By Joshua Burd
Industrial leasing in New Jersey saw a sizable uptick in the first quarter, thanks in large part to new construction and continued demand from e-commerce and logistics users.
A new market report by Cushman & Wakefield found that Q1 leasing volume, which totaled 7.6 million square feet in northern and central New Jersey, increased 19.4 percent year over year. Developers in the region have delivered seven industrial buildings with more than 2.5 million square feet year to date, the firm found, while more than 54 percent of that space has been preleased and only three buildings are fully available.
C&W also noted that another 5.7 million square feet of space is currently under construction, more than half of which has been preleased.
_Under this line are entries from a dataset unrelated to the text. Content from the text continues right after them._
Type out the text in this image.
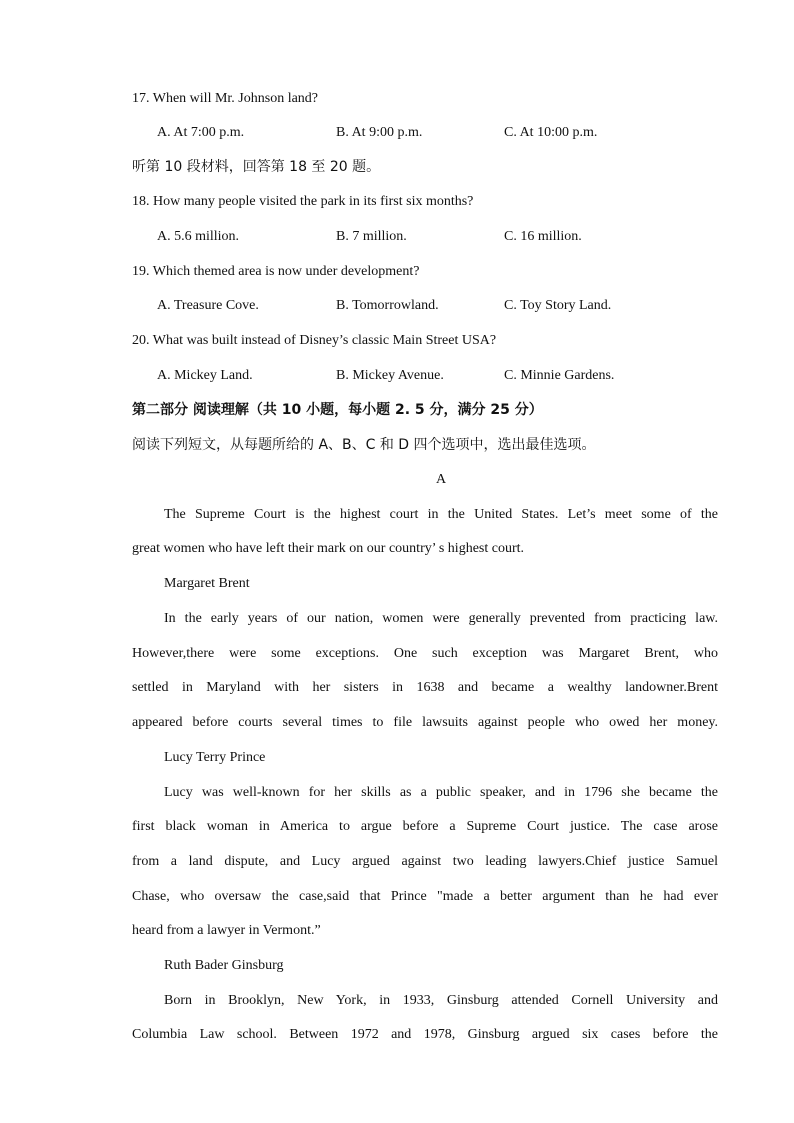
17. When will Mr. Johnson land?
A. At 7:00 p.m.	B. At 9:00 p.m.	C. At 10:00 p.m.
听第 10 段材料，回答第 18 至 20 题。
18. How many people visited the park in its first six months?
A. 5.6 million.	B. 7 million.	C. 16 million.
19. Which themed area is now under development?
A. Treasure Cove.	B. Tomorrowland.	C. Toy Story Land.
20. What was built instead of Disney’s classic Main Street USA?
A. Mickey Land.	B. Mickey Avenue.	C. Minnie Gardens.
第二部分 阅读理解（共 10 小题，每小题 2. 5 分，满分 25 分）
阅读下列短文，从每题所给的 A、B、C 和 D 四个选项中，选出最佳选项。
A
The Supreme Court is the highest court in the United States. Let’s meet some of the
great women who have left their mark on our country’ s highest court.
Margaret Brent
In the early years of our nation, women were generally prevented from practicing law.
However,there were some exceptions. One such exception was Margaret Brent, who
settled in Maryland with her sisters in 1638 and became a wealthy landowner.Brent
appeared before courts several times to file lawsuits against people who owed her money.
Lucy Terry Prince
Lucy was well-known for her skills as a public speaker, and in 1796 she became the
first black woman in America to argue before a Supreme Court justice. The case arose
from a land dispute, and Lucy argued against two leading lawyers.Chief justice Samuel
Chase, who oversaw the case,said that Prince "made a better argument than he had ever
heard from a lawyer in Vermont.”
Ruth Bader Ginsburg
Born in Brooklyn, New York, in 1933, Ginsburg attended Cornell University and
Columbia Law school. Between 1972 and 1978, Ginsburg argued six cases before the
“Existing Class A industrial opportunities remain scarce, and many tenants are opting for new development,” said Jason Price, the firm’s tristate suburbs research director. “In fact, proposed and under construction warehouse sites accounted for 43 percent of the first-quarter leasing total.”
Industrial vacancy in northern and central New Jersey was 3.5 percent through Q1, the report found, noting that newly completed speculative projects have contributed to a slight rise. C&W also said big-box demand has continued “unabated” to start the year.
“This uptick is expected to be brief as tenant interest for these primary Class A spaces remains healthy,” Price added. “In fact, we project occupancy and utilization to remain at historically high levels as demand for Class A product remains strong in the core submarkets along the New Jersey Turnpike.”
Meantime, e-commerce and third-party logistics tenants are still leading the market, the report found. The sectors accounted for four of the six industrial deals over 200,000 square feet in Q1, three of which occurred in the Exit 8A submarket as part of more than 2.5 million square feet of new leasing activity.
Price also said industrial rents continued to grow during the first quarter, rising 6.9 percent year over year to $8.78 per square foot. Asking rents have surged by more than 35 percent since the close of 2015, reaching historic highs over the past year.
“As e-commerce sales growth persists, the industrial market should stay on its current trajectory in the near term,” Price said. “Despite debates about late cycle stage, and concerns about global growth slowdowns, the desire for same-day and next-day delivery in infill markets like New Jersey continue to drive strong demand.”